« Manipulator / I use your telephone / To sneak inside your house / My finest friend / Manipulator » Alors que Jennifer Lawrence et ses copines hollywoodiennes découvrent les désagréments de la photo cochonne sur iCloud, le blondinet californien Ty Segall sort opportunément un nouvel album, intitulé Manipulator, album très électrique et plus ou moins conceptuel sur les « figures archétypales représentatives du contrôle : une rock- star, un politicien, un banquier, ton patron, qui font un mauvais usage du contrôle, de la manipulation… Mes chansons parlent souvent de paranoïa, de surveillance, voire du voyeurisme qui apparait dans la vie moderne. ». Les  différents personnages, The Singer, The Faker, Mister Main, Connection Man ou The Crawler, dessinent ainsi, comme des petits sketchs, le portrait éclaté d’une Amérique qui met son grand œil pyramidal partout, en même temps que l’autoportrait, en creux, du musicien lui-même : « Je suis sûr qu’il y a une partie de moi dans ces personnages, même s’ils sont totalement inventés et existent dans un monde différent. J’ai l’impression d’avoir rencontré ce genre de personnages, bien qu’ils ne soient inspirés par personne en particulier. ». Cette galerie de portraits pleine de fuzz joue sur les deux tableaux de la manipulation, à la fois comme thème et comme technique : les fréquences mediums sont celles qui énervent, les tempi donnent de folles envies de stage-diving, les soli de guitares font head-banger, bref, le corps de l’auditeur est secoué de partout, et Ty Segall est sans doute ici le premier et meilleur manipulateur, en une mise en abîme dont la malignité redouble l’excitation.

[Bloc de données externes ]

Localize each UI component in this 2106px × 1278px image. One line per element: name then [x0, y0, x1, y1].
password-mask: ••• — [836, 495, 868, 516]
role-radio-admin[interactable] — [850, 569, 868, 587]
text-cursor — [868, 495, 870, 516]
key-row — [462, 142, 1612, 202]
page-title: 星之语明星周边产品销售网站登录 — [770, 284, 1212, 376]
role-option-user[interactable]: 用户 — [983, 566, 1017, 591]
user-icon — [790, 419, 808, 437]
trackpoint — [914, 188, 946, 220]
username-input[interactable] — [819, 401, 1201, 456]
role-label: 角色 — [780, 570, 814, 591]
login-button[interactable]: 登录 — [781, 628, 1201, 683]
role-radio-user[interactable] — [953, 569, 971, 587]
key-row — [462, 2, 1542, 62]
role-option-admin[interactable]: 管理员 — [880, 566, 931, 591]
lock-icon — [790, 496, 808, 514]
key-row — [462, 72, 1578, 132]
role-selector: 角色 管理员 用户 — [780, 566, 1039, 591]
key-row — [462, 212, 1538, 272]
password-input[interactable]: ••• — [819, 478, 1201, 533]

Car musicalement, Ty Segall est issu de la scène garage de San Francisco et a œuvré depuis 2008 dans moult formations garage, punk ou psychédéliques  (White Fence, The Traditional Fools, Epsilons, Party Fowl, Sic Alps, The Perverts, Fuzz ou Ty Segall Band). Il poursuit ici ses obsessions, entre grunge 90’s et garage 60’s, mâtiné de riffs heavy millimétrés (Black Sabbath) et de sécheresse glam-rock (T-Rex, Bowie), avec une guitare acoustique Byrdsienne de ci-de là. L’ensemble, toutefois, se présente comme un bloc compact d’électricité maîtrisée, beaucoup moins foutraque-slacker que par le passé, visant clairement – cheveux shampouinés, guitare nickel et production chromée – le mainstream des radios FM (américaines, s’entend). Voix en avant, compression parfaite, effet banger garanti, les 17 ( ! ) titres s’enchaînent et enchaînent l’auditeur sans coup férir, pimentés par des solos de guitare étranglés, comme jetés par-dessus jambes pour préserver un peu d’authenticité à cette grosse boule métallique.

Du concentré de violence, mastoc et cohérent de bout en bout, conceptualisant autant les moyens que les fins : « C’est une série de scènes alignées. Et si on les écoute toutes à la suite, elles créent un état de conscience particulier, une humeur, presque une histoire en soi. C’est ainsi que j’aime réfléchir à un album : en trouvant l’ordre des chansons, en agençant ses thèmes. J’aime penser qu’il y a une thématique ou une histoire, même abstraite, qui se dégage de chaque album. ». Il y a surtout dans cet album beaucoup de mélodies, supérieures, de ces ritournelles régressives qui enchantent et entêtent, et qui, plus que tous les effets de manche et pédales Big Muff réunis, manipulent l’auditeur de la plus belle manière, la plus efficace. Ce dernier rend les armes, se rend, se laisse porter, devient cobaye consentant, serviteur volontaire de cette musique et de son auteur. Ty Segall est un parfait puppet-master.